Karimov's main research was related to radiation physics, informatics and physics of dielectrics. He also conducted scientific research in the fields of radioecology and radiation materials science. He headed the Radiation Research Sector for a long time and, in 2001, was elected a full member of the Azerbaijan National Academy of Sciences. Karimov collaborated with the International Atomic Energy Agency and worked on several projects related to radiation research. He was also a member of the commissions of CIS countries and Turkic countries on peaceful use of atomic energy. He was the president of ANAS from 2001 to 2013.

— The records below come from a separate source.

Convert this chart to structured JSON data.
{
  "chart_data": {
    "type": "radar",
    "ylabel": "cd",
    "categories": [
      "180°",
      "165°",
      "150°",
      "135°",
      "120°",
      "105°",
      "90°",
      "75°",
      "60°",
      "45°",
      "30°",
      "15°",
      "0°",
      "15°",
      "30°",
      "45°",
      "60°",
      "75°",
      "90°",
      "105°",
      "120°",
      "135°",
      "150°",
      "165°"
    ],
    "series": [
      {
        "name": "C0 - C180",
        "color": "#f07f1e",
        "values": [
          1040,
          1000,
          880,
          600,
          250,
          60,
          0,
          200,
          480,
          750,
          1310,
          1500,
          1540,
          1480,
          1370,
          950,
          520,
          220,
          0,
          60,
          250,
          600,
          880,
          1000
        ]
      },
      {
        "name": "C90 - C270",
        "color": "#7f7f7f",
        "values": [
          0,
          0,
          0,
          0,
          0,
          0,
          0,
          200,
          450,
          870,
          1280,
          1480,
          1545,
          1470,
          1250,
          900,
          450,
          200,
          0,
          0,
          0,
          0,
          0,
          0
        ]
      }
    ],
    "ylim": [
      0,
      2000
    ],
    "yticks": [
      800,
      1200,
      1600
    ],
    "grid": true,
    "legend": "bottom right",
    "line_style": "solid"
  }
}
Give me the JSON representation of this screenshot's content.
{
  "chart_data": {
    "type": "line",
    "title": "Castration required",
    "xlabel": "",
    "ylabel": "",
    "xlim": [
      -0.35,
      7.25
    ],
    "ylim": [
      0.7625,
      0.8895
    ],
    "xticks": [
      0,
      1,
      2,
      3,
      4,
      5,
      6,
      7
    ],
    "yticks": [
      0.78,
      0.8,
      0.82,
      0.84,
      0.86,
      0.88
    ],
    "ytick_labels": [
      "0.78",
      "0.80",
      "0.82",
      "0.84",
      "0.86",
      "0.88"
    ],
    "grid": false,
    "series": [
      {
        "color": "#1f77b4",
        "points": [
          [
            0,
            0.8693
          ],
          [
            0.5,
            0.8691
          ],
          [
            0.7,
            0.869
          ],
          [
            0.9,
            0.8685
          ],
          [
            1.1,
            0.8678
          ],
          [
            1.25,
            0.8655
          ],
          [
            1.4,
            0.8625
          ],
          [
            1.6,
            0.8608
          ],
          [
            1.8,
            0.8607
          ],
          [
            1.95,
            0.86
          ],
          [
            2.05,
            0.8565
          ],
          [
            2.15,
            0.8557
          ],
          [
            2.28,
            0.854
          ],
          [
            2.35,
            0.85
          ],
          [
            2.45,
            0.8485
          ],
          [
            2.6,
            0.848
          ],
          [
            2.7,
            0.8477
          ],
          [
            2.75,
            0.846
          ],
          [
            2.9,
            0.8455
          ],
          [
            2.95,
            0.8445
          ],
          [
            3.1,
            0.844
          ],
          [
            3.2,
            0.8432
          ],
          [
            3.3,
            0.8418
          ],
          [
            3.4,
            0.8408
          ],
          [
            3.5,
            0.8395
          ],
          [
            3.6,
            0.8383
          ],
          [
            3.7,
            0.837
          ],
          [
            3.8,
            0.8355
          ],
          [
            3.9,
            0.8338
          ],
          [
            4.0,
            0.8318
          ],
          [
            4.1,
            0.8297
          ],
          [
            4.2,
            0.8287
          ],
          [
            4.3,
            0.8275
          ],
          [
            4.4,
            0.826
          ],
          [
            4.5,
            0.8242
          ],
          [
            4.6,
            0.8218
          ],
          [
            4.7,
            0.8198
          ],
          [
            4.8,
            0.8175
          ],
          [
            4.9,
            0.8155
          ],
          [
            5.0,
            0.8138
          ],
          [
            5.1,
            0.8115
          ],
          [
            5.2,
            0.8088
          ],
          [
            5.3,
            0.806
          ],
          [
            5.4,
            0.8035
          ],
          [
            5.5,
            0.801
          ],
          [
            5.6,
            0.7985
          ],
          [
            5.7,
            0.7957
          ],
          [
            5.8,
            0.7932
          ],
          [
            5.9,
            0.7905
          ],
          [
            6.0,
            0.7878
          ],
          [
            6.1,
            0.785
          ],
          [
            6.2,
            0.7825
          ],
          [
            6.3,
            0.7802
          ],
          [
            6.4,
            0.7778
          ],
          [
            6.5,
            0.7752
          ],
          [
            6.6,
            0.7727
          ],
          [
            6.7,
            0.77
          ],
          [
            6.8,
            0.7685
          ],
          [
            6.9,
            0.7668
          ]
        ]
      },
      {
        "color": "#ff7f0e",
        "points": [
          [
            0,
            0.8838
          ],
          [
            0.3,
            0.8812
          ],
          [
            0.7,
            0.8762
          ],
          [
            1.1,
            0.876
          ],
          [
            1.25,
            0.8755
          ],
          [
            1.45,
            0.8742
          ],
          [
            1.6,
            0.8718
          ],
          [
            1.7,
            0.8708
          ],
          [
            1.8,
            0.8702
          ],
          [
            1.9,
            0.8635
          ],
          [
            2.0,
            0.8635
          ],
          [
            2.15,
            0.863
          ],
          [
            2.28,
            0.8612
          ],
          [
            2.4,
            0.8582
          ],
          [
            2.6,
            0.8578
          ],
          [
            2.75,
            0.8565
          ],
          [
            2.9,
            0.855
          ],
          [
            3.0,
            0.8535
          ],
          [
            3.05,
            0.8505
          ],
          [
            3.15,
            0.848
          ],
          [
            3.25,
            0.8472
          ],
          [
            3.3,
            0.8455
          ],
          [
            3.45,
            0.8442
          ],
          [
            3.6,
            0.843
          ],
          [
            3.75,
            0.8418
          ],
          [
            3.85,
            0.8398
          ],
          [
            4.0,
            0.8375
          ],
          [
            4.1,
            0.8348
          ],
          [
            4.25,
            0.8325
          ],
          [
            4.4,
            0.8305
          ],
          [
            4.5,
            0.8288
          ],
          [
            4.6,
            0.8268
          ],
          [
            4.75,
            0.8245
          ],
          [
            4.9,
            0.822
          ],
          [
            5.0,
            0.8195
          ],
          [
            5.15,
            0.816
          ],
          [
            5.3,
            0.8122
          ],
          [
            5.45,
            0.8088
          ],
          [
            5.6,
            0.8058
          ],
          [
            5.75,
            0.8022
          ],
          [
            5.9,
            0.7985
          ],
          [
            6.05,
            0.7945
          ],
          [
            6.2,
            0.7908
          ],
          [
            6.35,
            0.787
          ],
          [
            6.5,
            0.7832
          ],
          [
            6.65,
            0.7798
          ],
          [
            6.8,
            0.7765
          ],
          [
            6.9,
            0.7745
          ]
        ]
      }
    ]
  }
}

Karimov was the author of more than 200 articles and the owner of numerous patents. He worked as the president of the National Academy of Sciences, the chairman of the Republican Council for the Organization and Coordination of Scientific Research.

Mahmud Kerimov had two children named Sabina and Farid. He died on February 10, 2013, from a heart failure attack in one of the clinics in Istanbul, where he was urgently delivered by a special flight from Baku for emergency medical care. He was buried in the First Alley of Honor.